Het is opvallend hoe vaak mensen elkaar in de rede vallen en elkaar niet laten uitspreken. Luisteren, enige tijd geconcentreerd de ander aanhoren, is moeilijk. Daar moeten wij rekening mee houden. Daarom geen langdradigheid, maar puntige en heldere formuleringen. „Laat uw woorden weinig zijn en met zout besprengd” (Pred. 5:1 en Kol. 4:6).
Bij gesproken weerberichten valt het op dat bepaalde mededelingen wel twee- of driemaal terugkomen. Het lijkt erop dat men de tijd moet volpraten. Kortere formuleringen zonder herhalingen zouden aantrekkelijker en vooral helderder overkomen.

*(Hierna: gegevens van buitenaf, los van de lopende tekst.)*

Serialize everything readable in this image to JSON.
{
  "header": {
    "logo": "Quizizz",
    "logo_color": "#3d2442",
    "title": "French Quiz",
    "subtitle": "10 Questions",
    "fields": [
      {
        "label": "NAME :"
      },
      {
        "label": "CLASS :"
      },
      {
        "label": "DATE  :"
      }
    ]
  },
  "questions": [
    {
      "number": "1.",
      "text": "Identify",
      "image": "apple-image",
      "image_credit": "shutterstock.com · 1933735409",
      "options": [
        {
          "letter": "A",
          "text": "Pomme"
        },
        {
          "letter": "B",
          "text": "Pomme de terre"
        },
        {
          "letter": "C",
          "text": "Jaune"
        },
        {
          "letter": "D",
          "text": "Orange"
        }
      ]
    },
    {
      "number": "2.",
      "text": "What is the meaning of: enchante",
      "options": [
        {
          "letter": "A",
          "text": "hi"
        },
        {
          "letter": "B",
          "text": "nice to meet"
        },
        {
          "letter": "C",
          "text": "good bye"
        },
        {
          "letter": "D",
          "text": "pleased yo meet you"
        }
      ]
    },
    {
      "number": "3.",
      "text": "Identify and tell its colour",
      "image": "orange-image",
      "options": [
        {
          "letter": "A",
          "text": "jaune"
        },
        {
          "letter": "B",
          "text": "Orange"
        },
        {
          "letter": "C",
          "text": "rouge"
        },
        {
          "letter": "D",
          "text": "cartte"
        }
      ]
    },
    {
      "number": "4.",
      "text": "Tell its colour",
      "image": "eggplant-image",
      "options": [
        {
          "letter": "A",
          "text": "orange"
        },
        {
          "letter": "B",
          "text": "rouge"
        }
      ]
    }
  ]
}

Ook in de Tweede Kamer viert de langdradigheid hoogtij. Vaak is er een eindeloos herhalen van wat anderen al hebben betoogd. Een eenvoudige verwijzing is voldoende, om vervolgens eventueel nieuwe gezichtspunten aan de orde te stellen.
En wat te denken van dissertaties van vele honderden bladzijden. Sommige faculteiten, met name in het buitenland, stellen een maximum van 200 à 250 bladzijden als eis. Een navolgenswaardige regel. Een meester weet zich in woorden te beperken.
Wegsnijden
En onze preken? Die moeten niet alleen tot luisteren brengen, maar ook het beluisteren waard zijn. Gods Woord mag niet ten onder gaan in de veelheid van onze woorden. Breedsprakigheid belemmert het luisteren, met als gevolg dat de gemeente uitziet naar het ”amen”. Predikers dienen rekening te houden met het luisterprobleem en wezenlijke zaken puntig naar voren te brengen.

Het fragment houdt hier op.